A pendulum clock ( fitted with a small heavy bob that is connected with a metal rod ) is 3 seconds fast each day at a temperature of `15^(@)C` and 2 seconds slow at a temperature of `30^(@)C`. Find the temperature ( in `""^(@)C` ) at which will show the correct time.

To solve the problem of finding the temperature at which the pendulum clock shows the correct time, we can follow these steps: ### Step 1: Understand the problem The pendulum clock is 3 seconds fast at 15°C and 2 seconds slow at 30°C. We need to find a temperature \( T \) between 15°C and 30°C where the clock shows the correct time. ### Step 2: Set up the equations We can denote the fractional loss of time as: - At 15°C: The clock is fast by 3 seconds per day. - At 30°C: The clock is slow by 2 seconds per day.

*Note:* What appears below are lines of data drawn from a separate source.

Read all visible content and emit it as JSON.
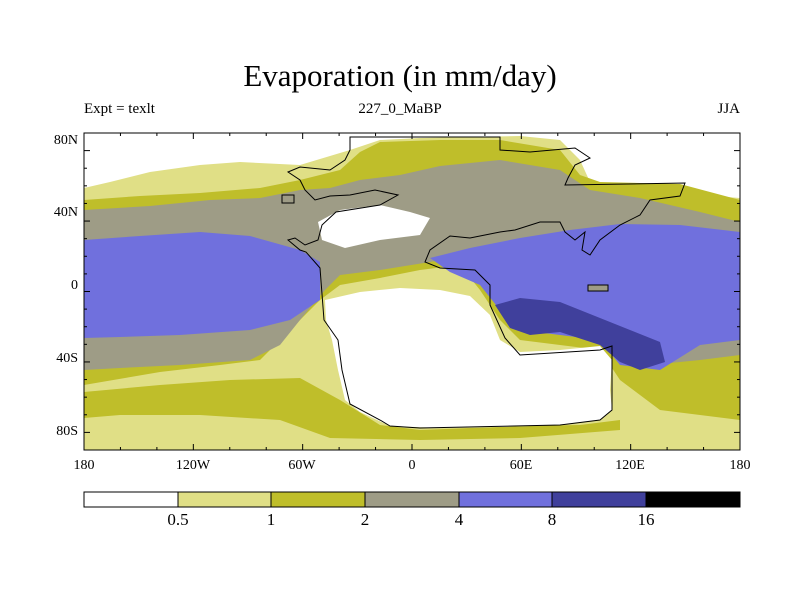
{
  "title": "Evaporation (in mm/day)",
  "left_label": "Expt = texlt",
  "center_label": "227_0_MaBP",
  "right_label": "JJA",
  "colors": {
    "lt_0_5": "#ffffff",
    "c_0_5_1": "#e0df86",
    "c_1_2": "#bfbe2a",
    "c_2_4": "#9e9c86",
    "c_4_8": "#7070dd",
    "c_8_16": "#40409c",
    "gt_16": "#000000",
    "coast": "#000000"
  },
  "axes": {
    "y_ticks": [
      "80N",
      "40N",
      "0",
      "40S",
      "80S"
    ],
    "x_ticks": [
      "180",
      "120W",
      "60W",
      "0",
      "60E",
      "120E",
      "180"
    ]
  },
  "colorbar": {
    "levels": [
      "0.5",
      "1",
      "2",
      "4",
      "8",
      "16"
    ]
  }
}
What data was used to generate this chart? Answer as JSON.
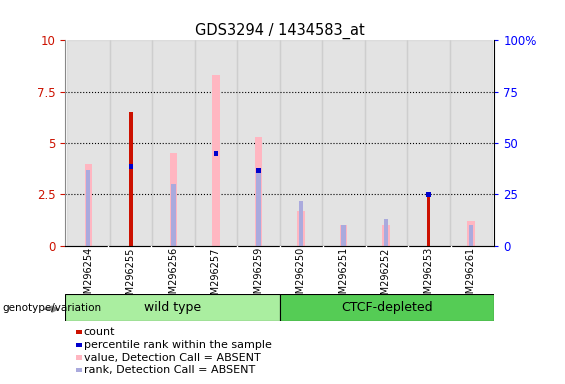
{
  "title": "GDS3294 / 1434583_at",
  "samples": [
    "GSM296254",
    "GSM296255",
    "GSM296256",
    "GSM296257",
    "GSM296259",
    "GSM296250",
    "GSM296251",
    "GSM296252",
    "GSM296253",
    "GSM296261"
  ],
  "groups": [
    "wild type",
    "wild type",
    "wild type",
    "wild type",
    "wild type",
    "CTCF-depleted",
    "CTCF-depleted",
    "CTCF-depleted",
    "CTCF-depleted",
    "CTCF-depleted"
  ],
  "count_values": [
    0.0,
    6.5,
    0.0,
    0.0,
    0.0,
    0.0,
    0.0,
    0.0,
    2.5,
    0.0
  ],
  "percentile_values": [
    0.0,
    4.0,
    0.0,
    4.6,
    3.8,
    0.0,
    0.0,
    0.0,
    2.6,
    0.0
  ],
  "value_absent": [
    4.0,
    0.0,
    4.5,
    8.3,
    5.3,
    1.7,
    1.0,
    1.0,
    0.0,
    1.2
  ],
  "rank_absent": [
    3.7,
    0.0,
    3.0,
    0.0,
    3.8,
    2.2,
    1.0,
    1.3,
    0.0,
    1.0
  ],
  "left_ylim": [
    0,
    10
  ],
  "right_ylim": [
    0,
    100
  ],
  "left_yticks": [
    0,
    2.5,
    5.0,
    7.5,
    10
  ],
  "right_yticks": [
    0,
    25,
    50,
    75,
    100
  ],
  "left_yticklabels": [
    "0",
    "2.5",
    "5",
    "7.5",
    "10"
  ],
  "right_yticklabels": [
    "0",
    "25",
    "50",
    "75",
    "100%"
  ],
  "count_color": "#CC1100",
  "percentile_color": "#0000CC",
  "value_absent_color": "#FFB6C1",
  "rank_absent_color": "#AAAADD",
  "wt_color": "#AAEEA0",
  "ctcf_color": "#55CC55",
  "tick_bg_color": "#C8C8C8"
}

The total time in a day is 86400 seconds (24 hours). We can express the time error in terms of the temperature: 1. For 15°C: \[ \frac{3 \text{ seconds}}{86400 \text{ seconds}} = \frac{1}{2} \alpha (T - 15) \] 2. For 30°C: \[ \frac{-2 \text{ seconds}}{86400 \text{ seconds}} = \frac{1}{2} \alpha (30 - T) \] ### Step 3: Simplify the equations From the first equation: \[ \frac{3}{86400} = \frac{1}{2} \alpha (T - 15) \] Multiplying both sides by \( 86400 \): \[ 3 = \frac{1}{2} \alpha (T - 15) \cdot 86400 \] This simplifies to: \[ \alpha (T - 15) = \frac{6}{86400} = \frac{1}{14400} \] (Equation 1) From the second equation: \[ \frac{-2}{86400} = \frac{1}{2} \alpha (30 - T) \] Multiplying both sides by \( 86400 \): \[ -2 = \frac{1}{2} \alpha (30 - T) \cdot 86400 \] This simplifies to: \[ \alpha (30 - T) = -\frac{4}{86400} = -\frac{1}{21600} \] (Equation 2) ### Step 4: Solve the equations Now we have two equations: 1. \( \alpha (T - 15) = \frac{1}{14400} \) 2. \( \alpha (30 - T) = -\frac{1}{21600} \) Dividing Equation 1 by Equation 2: \[ \frac{T - 15}{30 - T} = \frac{\frac{1}{14400}}{-\frac{1}{21600}} = -\frac{21600}{14400} = -\frac{3}{2} \] Cross-multiplying gives: \[ 2(T - 15) = -3(30 - T) \] Expanding: \[ 2T - 30 = -90 + 3T \] Rearranging: \[ T = 60 \] \[ T - 3T = -90 + 30 \] \[ -T = -60 \implies T = 24 \] ### Step 5: Conclusion The temperature at which the pendulum clock shows the correct time is \( T = 24°C \).